No reino da estupidez




Uma das patologias que se manifestam nos governos em vias de se despenharem num qualquer precipício eleitoral é o discurso reiterado da estupidez. E o que é a estupidez, então? Asneira, disparate, parvoíce, entre outros, constituem alguns sinónimos a aplicar conforme as circunstâncias, o que mostra que a estupidez não se deixa apreender facilmente, que as suas metamorfoses fazem dela algo a que ninguém está seguro de escapar. Flaubert, Proust, Gombrowicz, Musil ou Thomas Bernhard, todos eles escritores que integram a minha biblioteca de quarto escuro, encontraram na ironia ou no humor - leio num número pretérito do Magazine Littéraire dedicado, precisamente, à bêtise - a forma mais adequada para a denúncia dos avanços dissimulados da bêtise, sem garantias, contudo, de conseguirem escapar-lhe. Até porque, às vezes, aquela revela-se, como observa Clément Rosset, em «segundo grau», isto é, aparentemente reflexiva e apanágio de homens com qualidades.

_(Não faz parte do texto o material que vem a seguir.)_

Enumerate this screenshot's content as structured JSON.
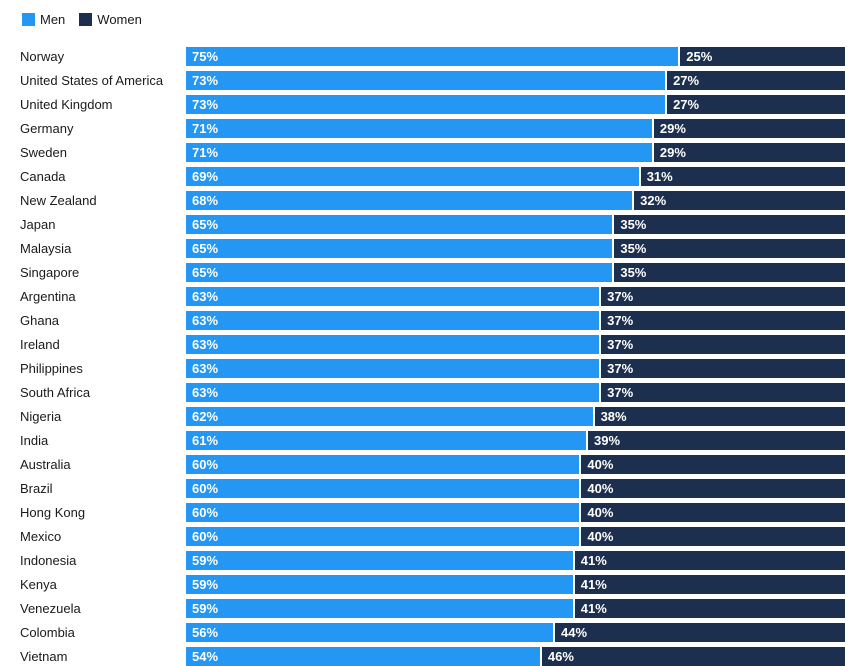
{
  "colors": {
    "men": "#2397F3",
    "women": "#1C2F4E",
    "background": "#FFFFFF",
    "label_text": "#1A1A1A",
    "value_text": "#FFFFFF"
  },
  "legend": {
    "position": "top-left",
    "items": [
      {
        "label": "Men",
        "color": "#2397F3"
      },
      {
        "label": "Women",
        "color": "#1C2F4E"
      }
    ]
  },
  "chart_data": {
    "type": "bar",
    "stacked": true,
    "orientation": "horizontal",
    "xlim": [
      0,
      100
    ],
    "grid": false,
    "legend_position": "top-left",
    "value_suffix": "%",
    "value_labels": "inside-start",
    "categories": [
      "Norway",
      "United States of America",
      "United Kingdom",
      "Germany",
      "Sweden",
      "Canada",
      "New Zealand",
      "Japan",
      "Malaysia",
      "Singapore",
      "Argentina",
      "Ghana",
      "Ireland",
      "Philippines",
      "South Africa",
      "Nigeria",
      "India",
      "Australia",
      "Brazil",
      "Hong Kong",
      "Mexico",
      "Indonesia",
      "Kenya",
      "Venezuela",
      "Colombia",
      "Vietnam"
    ],
    "series": [
      {
        "name": "Men",
        "color": "#2397F3",
        "values": [
          75,
          73,
          73,
          71,
          71,
          69,
          68,
          65,
          65,
          65,
          63,
          63,
          63,
          63,
          63,
          62,
          61,
          60,
          60,
          60,
          60,
          59,
          59,
          59,
          56,
          54
        ]
      },
      {
        "name": "Women",
        "color": "#1C2F4E",
        "values": [
          25,
          27,
          27,
          29,
          29,
          31,
          32,
          35,
          35,
          35,
          37,
          37,
          37,
          37,
          37,
          38,
          39,
          40,
          40,
          40,
          40,
          41,
          41,
          41,
          44,
          46
        ]
      }
    ]
  }
}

«A bêtise – escreve Clément Rosset, em Le réel et son double, Minuit, 1997 - é de natureza intervencionista: ela não procura decifrar, mas sim emitir repetidamente. Ela fala, fala, ela não pára nunca de acrescentar». Repetitivo e irredutível, fechado sobre si mesmo, o discurso da estupidez é opaco mas obstinado. Diz-se determinado, mas é, sobretudo, obsessivo. Manifestações do discurso da estupidez em «segundo grau», disfarçadas num discurso aparentemente reflexivo, mas afirmativo e, ao mesmo tempo, insensível à argumentação dos outros, na tentativa de controlar o espaço saturado das escolas, temo-las visto em abundância sempre que a ministra da Educação ou os seus secretários de Estado falam, falam, e não param de acrescentar ao seu discurso sobre a avaliação dos professores. Há dias,à pergunta de uma jornalista sobre o que fará se houver novas manifestações de professores pelo facto de não ser suspenso o «modelo simplex de avaliação», a ministra da Educação, sem reflectir, em primeiro grau, portanto, respondeu: «Haverá, haverá».

Assim, indiferentes ao torvelinho provocado pelo seu próprio discurso autista, vão estes sujeitos mais ou menos reflexivos, repetitivos e irredutíveis, empurrando o governo para o abismo, sem querer saber o que haverá do outro lado. Incapazes de controlar o seu discurso enquistado, porque isso seria contrário à própria natureza da estupidez, no seu estertor vão estes governantes imitando o idiota de Rilke na «Canção do Idiota» : «Não me incomodam. Deixam-me ir. / Dizem que não pode acontecer nada. /Ainda bem. / Não pode acontecer nada. Tudo chega e gira / sempre em torno do Espírito Santo, /em torno de determinado espírito (tu sabes) — / que bem» [Rainer Maria Rilke, in O Livro das Imagens, Relógio d´Água].